# Pse evo



## Jhjparamed (Jun 12, 2012)

*evo*



fort run hunter said:


> Wanting some feedback on the EVO ... Love the look and design . Hows it shoot ?


 I am trading my Z7 for a 2012 PSE EVO. I shot several bows and the new evo is sweet. I am a 28 in draw at 70 lbs with a 430 grain arrow and shoot between 315 and 320 ft/sec.


----------



## iiplus (Feb 11, 2012)

I purchased the dram season EVO in the spring. I tried the Hoyt Vector Turbo, Carbon Element, Heli M bows. And then I shot the EVO. I knew it was the right bow immediately. Very balanced, quiet, great shooting bow. Smooth and very fast!


----------



## racknspur (Jan 24, 2007)

I assume you mean 2012? Well, I just picked up a used but excellent condition EVO after falling in love w/the 2011 AXE6 and 2010 Omen both of which I sold...I have a problem! I really kick myself for selling the AXE because so far the EVO is NOT faster, quieter and more shock free. Now don't get me wrong, the EVO is an awesome bow. Based on the reviews, I thought I would have to look down to see if the arrow was really gone. 
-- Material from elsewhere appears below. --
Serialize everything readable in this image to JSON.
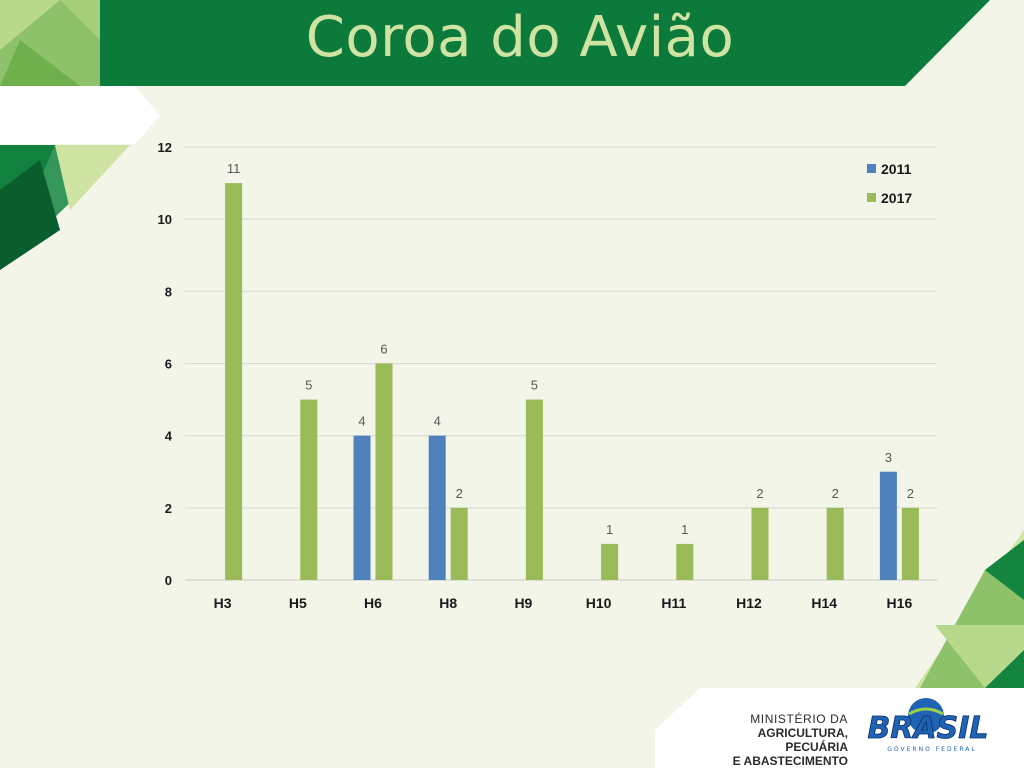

My EVO is stiff but smooth on the draw, has a pretty short valley which will take some getting used to, has a bit of a slap on the release (gonna play with a couple different stoppers) and surely has some hand shock/tuning fork vibe post shot. Yes, the cams are in perfect sync, all other specs are spot on and my arrows are 372 grains shot at 60lbs., plenty heavy enough. I did end up taking a twist or 2 out of the cables to bring the tuning lines on the cams more in line w/the cables and it did seem to help although the bow is maxing right at 60 or maybe just a hair under now.
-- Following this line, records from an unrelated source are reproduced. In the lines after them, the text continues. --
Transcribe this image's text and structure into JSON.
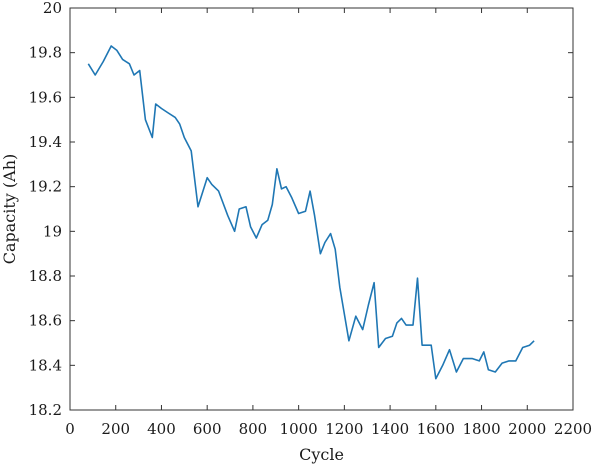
{
  "chart_data": {
    "type": "line",
    "title": "",
    "xlabel": "Cycle",
    "ylabel": "Capacity (Ah)",
    "xlim": [
      0,
      2200
    ],
    "ylim": [
      18.2,
      20
    ],
    "xticks": [
      0,
      200,
      400,
      600,
      800,
      1000,
      1200,
      1400,
      1600,
      1800,
      2000,
      2200
    ],
    "yticks": [
      18.2,
      18.4,
      18.6,
      18.8,
      19,
      19.2,
      19.4,
      19.6,
      19.8,
      20
    ],
    "ytick_labels": [
      "18.2",
      "18.4",
      "18.6",
      "18.8",
      "19",
      "19.2",
      "19.4",
      "19.6",
      "19.8",
      "20"
    ],
    "grid": false,
    "colors": {
      "line": "#1f77b4",
      "axis": "#333333"
    },
    "series": [
      {
        "x": [
          80,
          110,
          145,
          180,
          205,
          230,
          260,
          280,
          305,
          330,
          360,
          375,
          400,
          430,
          460,
          480,
          500,
          530,
          560,
          600,
          620,
          650,
          690,
          720,
          740,
          770,
          790,
          815,
          840,
          865,
          885,
          905,
          925,
          945,
          970,
          1000,
          1030,
          1050,
          1070,
          1095,
          1115,
          1140,
          1160,
          1180,
          1220,
          1250,
          1280,
          1305,
          1330,
          1350,
          1380,
          1410,
          1430,
          1450,
          1470,
          1500,
          1520,
          1540,
          1580,
          1600,
          1630,
          1660,
          1690,
          1720,
          1760,
          1790,
          1810,
          1830,
          1860,
          1890,
          1920,
          1950,
          1980,
          2010,
          2030
        ],
        "y": [
          19.75,
          19.7,
          19.76,
          19.83,
          19.81,
          19.77,
          19.75,
          19.7,
          19.72,
          19.5,
          19.42,
          19.57,
          19.55,
          19.53,
          19.51,
          19.48,
          19.42,
          19.36,
          19.11,
          19.24,
          19.21,
          19.18,
          19.07,
          19.0,
          19.1,
          19.11,
          19.02,
          18.97,
          19.03,
          19.05,
          19.12,
          19.28,
          19.19,
          19.2,
          19.15,
          19.08,
          19.09,
          19.18,
          19.07,
          18.9,
          18.95,
          18.99,
          18.92,
          18.75,
          18.51,
          18.62,
          18.56,
          18.67,
          18.77,
          18.48,
          18.52,
          18.53,
          18.59,
          18.61,
          18.58,
          18.58,
          18.79,
          18.49,
          18.49,
          18.34,
          18.4,
          18.47,
          18.37,
          18.43,
          18.43,
          18.42,
          18.46,
          18.38,
          18.37,
          18.41,
          18.42,
          18.42,
          18.48,
          18.49,
          18.51
        ]
      }
    ]
  }
}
Either my bow is the exception not the rule or I have been very spoiled w/my last couple bows, but all the reviews were mind blowing, perfect bow yada yada yada. I'm open to comments but I am also commited to getting used to the EVO. Oh, it is fast. Have not had a chance to chrono it yet though.


----------



## DarnYankee (Oct 24, 2007)

I just purchased a 2012 PSE Dreamseason EVO about a month ago and am very happy with it so far. The quality of the finish seems to be excellent as well as the quality of the components and overall construction. I spent several months shooting a range of new 2012 model bows including bows from PSE, Mathews, Bowtech and Elite. At the end of the day the PSE was the best fit for me. I think you would like the PSE EVO also but would recommend that you shoot several before making your decision. I am not biased to any particular brand as my previous bow was a 2007 Diamond Liberty. Best of luck.


----------



## Diamond_Victory (Jul 12, 2006)

has anyone done the draw module trick with the 2012 evos? The DNAs have been setting draw module half inch short then draw stop at actual length to get longer valley


----------



## bullrambler (Mar 11, 2006)

You can't go wrong with the PSE EVO. I just recently picked one up. And it shoots so accurately, that I was actually (pleasantly) surprised. It took me an hour to dial it in and kept shooting centre target more often then I ever have before.


----------